Peaking out the sauna door, I saw an empty locker room. With the coast clear, I got on my knee's and did (what I thought was) a last resort: I prayed, exactly what I promised to do more of in my last post.

"God, why don't I have a good man in my life? When do I get my big break? And how come I feel so confused, watching all my friends achieve awesome things? I'm following You, how come everything isn't falling into place? Don't You even care?"

I wasn't expecting much of a response. He's not exactly the talkative type, if you haven't noticed. (lol, okay bad joke) But then, out of no where, I heard Him:

"Paige, stop with the questions, asking AM I going to find a man? AM I going to end up in a good place? AM I going to do good things for the world? Instead, focus on me, because I AM. I AM the way and the truth and the light. I AM the God of the entire world and I love you. I AM what you're looking for, can't you see that?"

 AM I < I AM. Word.

It dawned on me: Who cares if I'm single my whole life? Who cares if I stay in this little town in Wisconsin? Who cares if I don't live a life of excitement and jetsetting and exploring - what's the big deal?

Jesus died for you and me, and that means one thing: Because HE came down to the Earth from His throne in Heaven to die an embarrassing death He didn't deserve, WE can now join Him in Heaven forever. Do you realize that while He was enduring the pain, YOU (yes you!) were on His mind. He would have done it all just for you, beloved.

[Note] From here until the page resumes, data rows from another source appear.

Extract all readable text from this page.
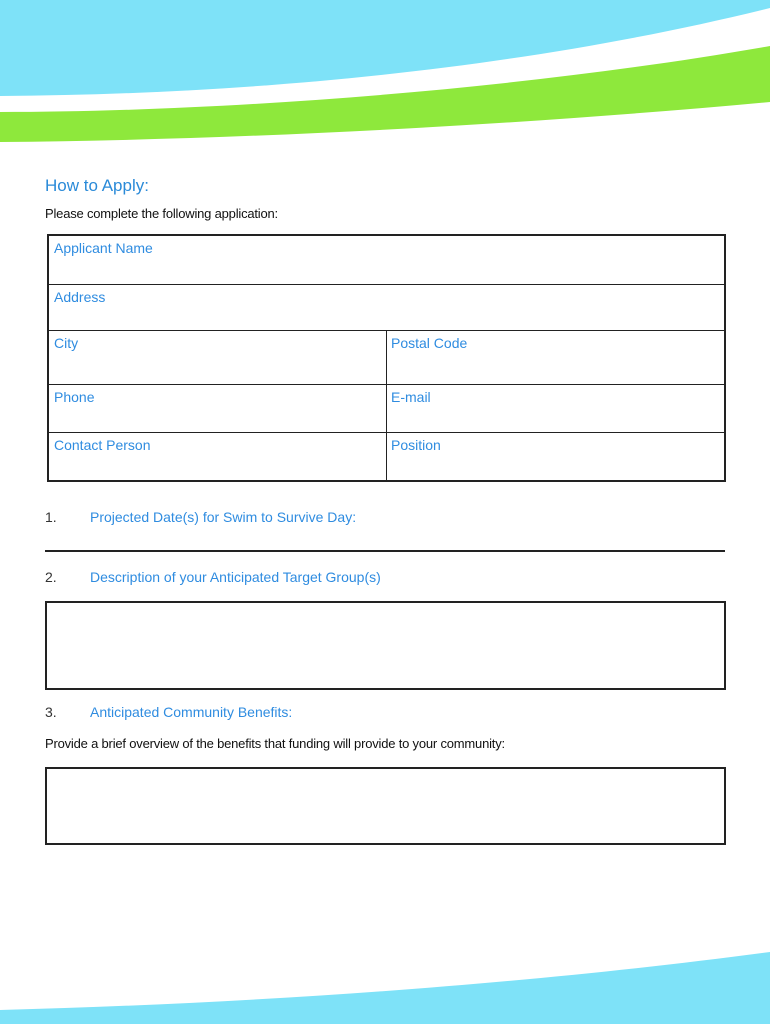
How to Apply:
Please complete the following application:
Applicant Name
Address
City	Postal Code
Phone	E-mail
Contact Person	Position
1. Projected Date(s) for Swim to Survive Day:
2. Description of your Anticipated Target Group(s)
3. Anticipated Community Benefits:
Provide a brief overview of the benefits that funding will provide to your community:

When we take our last breath here on Earth, we will take our first breath in either Heaven or Hell. The beautiful thing is, those who believe Jesus died for them won't have to worry about a thing - He covered it all.

God made it very clear this afternoon - I need to worry less about THIS life (especially when tomorrow isn't guaranteed) and keep a Heavenly focus. I AM a child of God, what more could I need?